El artículo 7 del Estatuto de Roma también tipifica como crimen la persecución de un grupo o colectividad con identidad propia fundada en motivos políticos, raciales, nacionales, étnicos, culturales, religiosos, de género definido en el párrafo 3, u otros motivos universalmente reconocidos como inaceptables con arreglo al derecho internacional, en conexión con cualquier acto mencionado en el referido párrafo o con cualquier crimen de la competencia de la  Corte Penal Internacional.

El acto de persecución se define como ¨la privación intencional y grave de derechos fundamentales en contravención del derecho internacional en razón de la identidad del grupo o de la colectividad¨.

Un grupo o colectividad puede verse potencialmente privado de diversos derechos  fundamentales como consecuencia de daños ambientales, la explotación ilegal de recursos naturales y la confiscación ilegal de tierras, entre ellos el derecho a la vida, el derecho a un medio ambiente limpio, saludable y sostenible, el derecho a la integridad física, el derecho a la salud física y mental, el derecho a un suministro adecuado de alimentos y agua, entre otros derechos fundamentales.

Reviste especial importancia adoptar un enfoque interseccionales en materia de persecución  en el contexto ambiental, pues pueda que se cometa  un acto de persecución por medio de daños ambientales o que resulte en dichos daños por razones múltiples o interseccionales, entre ellas razones de género, políticas , raciales, étnicas, culturales, religiosas o de otro tipo que se consideran  universalmente inadmisibles de conformidad con el derecho internacional.
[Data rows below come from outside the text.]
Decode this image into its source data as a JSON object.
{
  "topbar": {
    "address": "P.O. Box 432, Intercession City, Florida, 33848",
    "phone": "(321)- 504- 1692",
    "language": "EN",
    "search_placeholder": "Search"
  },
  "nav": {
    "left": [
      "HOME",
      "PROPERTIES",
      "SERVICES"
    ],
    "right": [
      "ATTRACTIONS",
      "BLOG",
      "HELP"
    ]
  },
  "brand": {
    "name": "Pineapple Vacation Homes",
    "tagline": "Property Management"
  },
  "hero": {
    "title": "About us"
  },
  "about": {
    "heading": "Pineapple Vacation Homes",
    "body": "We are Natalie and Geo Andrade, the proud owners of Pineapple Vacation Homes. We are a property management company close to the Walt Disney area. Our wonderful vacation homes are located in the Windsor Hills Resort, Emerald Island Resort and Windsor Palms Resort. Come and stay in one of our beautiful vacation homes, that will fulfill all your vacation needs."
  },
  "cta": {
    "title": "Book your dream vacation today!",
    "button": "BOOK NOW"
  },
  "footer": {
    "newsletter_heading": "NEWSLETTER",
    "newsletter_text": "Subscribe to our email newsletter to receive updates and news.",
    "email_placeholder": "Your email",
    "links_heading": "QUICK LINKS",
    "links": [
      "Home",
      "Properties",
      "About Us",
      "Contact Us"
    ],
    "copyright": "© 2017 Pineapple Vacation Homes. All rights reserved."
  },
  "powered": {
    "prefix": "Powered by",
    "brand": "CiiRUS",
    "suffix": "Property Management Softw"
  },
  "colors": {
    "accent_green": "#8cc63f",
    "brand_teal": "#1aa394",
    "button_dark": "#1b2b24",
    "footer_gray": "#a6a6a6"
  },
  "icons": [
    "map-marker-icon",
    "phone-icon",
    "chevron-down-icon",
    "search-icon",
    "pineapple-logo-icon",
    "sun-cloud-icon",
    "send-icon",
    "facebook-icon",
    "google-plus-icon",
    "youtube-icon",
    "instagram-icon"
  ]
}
A diferencia de otros crímenes de lesa humanidad, la persecución exige algún tipo de prueba de intención de discriminación. El autor hace daño a la víctima porque considera que pertenece  a un determinado grupo o colectividad.

La intención puede inferirse del comportamiento general del autor, asi como de las circunstancias en las que se cometió el crimen. En ese sentido verter productos químicos tóxicos en un río del que dependía  un determinado  Pueblo Indígena para obtener alimentos y agua  no constituirá un crimen de lesa humanidad  consistente en persecución.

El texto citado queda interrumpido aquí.